How to improve performance of Re-indexing from logstash?

Hi There,

We have 460 GB of index, which is to be re-index , to make all fields not_analyzed.

We started re-indexed around 8 days back, and still in progress.(though there are environment issues on shards unavailable exception).

Surprisingly, I could see the new index size as 330GB and then after few minutes, it will reduce to 310 GB. Like this, its been continuing from last 5 days, without increase in the size limit or document count.

Are we missing any configuration here? Please help here

We have
refresh_interval : -1
Replicas:0
indices.memory.index_buffer_size:25%(25% of 56 GB)

logstash configuration as below:

input {
elasticsearch {
hosts => ["10.158.36.199"]
index => "customevent"
size => 5000
scroll => "20m"
docinfo => true
}
}
output
{
elasticsearch {
action => "index"
hosts => ["10.158.36.199"]
codec => json
index => "it_customevent"
document_type => "dailyaggregate"
document_id => "%{[@metadata][_id]}"
}
}

I don't see anything , anything in the log files? Size may change if your mapping has changed, what is the document count?

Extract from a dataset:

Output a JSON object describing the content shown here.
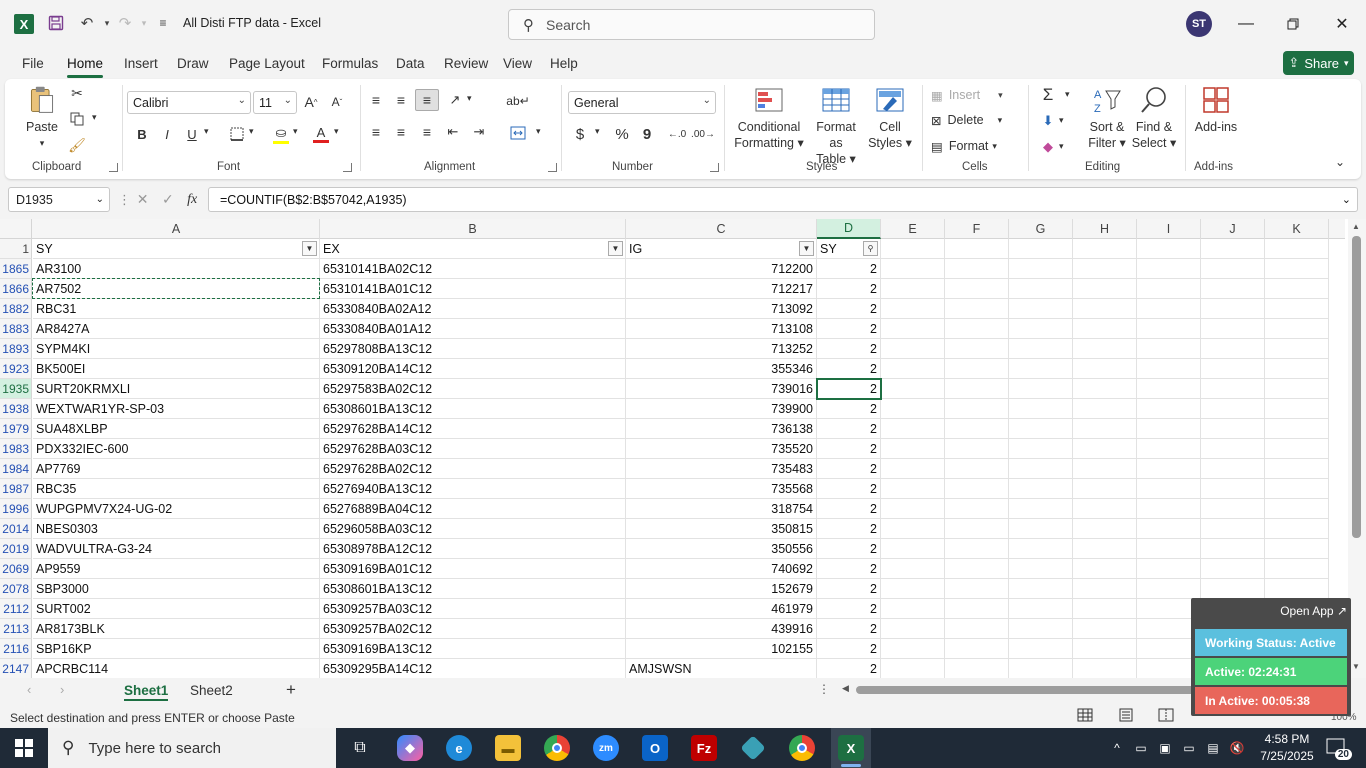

FYI, this will never "End" because logstash is supposed to always run, so it will run for the next year if you leave it.

You may want to try just export and re-import the data https://github.com/taskrabbit/elasticsearch-dump if this is a one time mapping change. There are many other applications, Knapsack is another

1 Like

Thanks Ed for the suggesting the tools on re-index.

Actually, we just thought of using re-indexing API by re-indexing each day at a time. And this helped me to finish the re-index task in 1-1.5 days(which is around 600 GB).

This topic was automatically closed 28 days after the last reply. New replies are no longer allowed.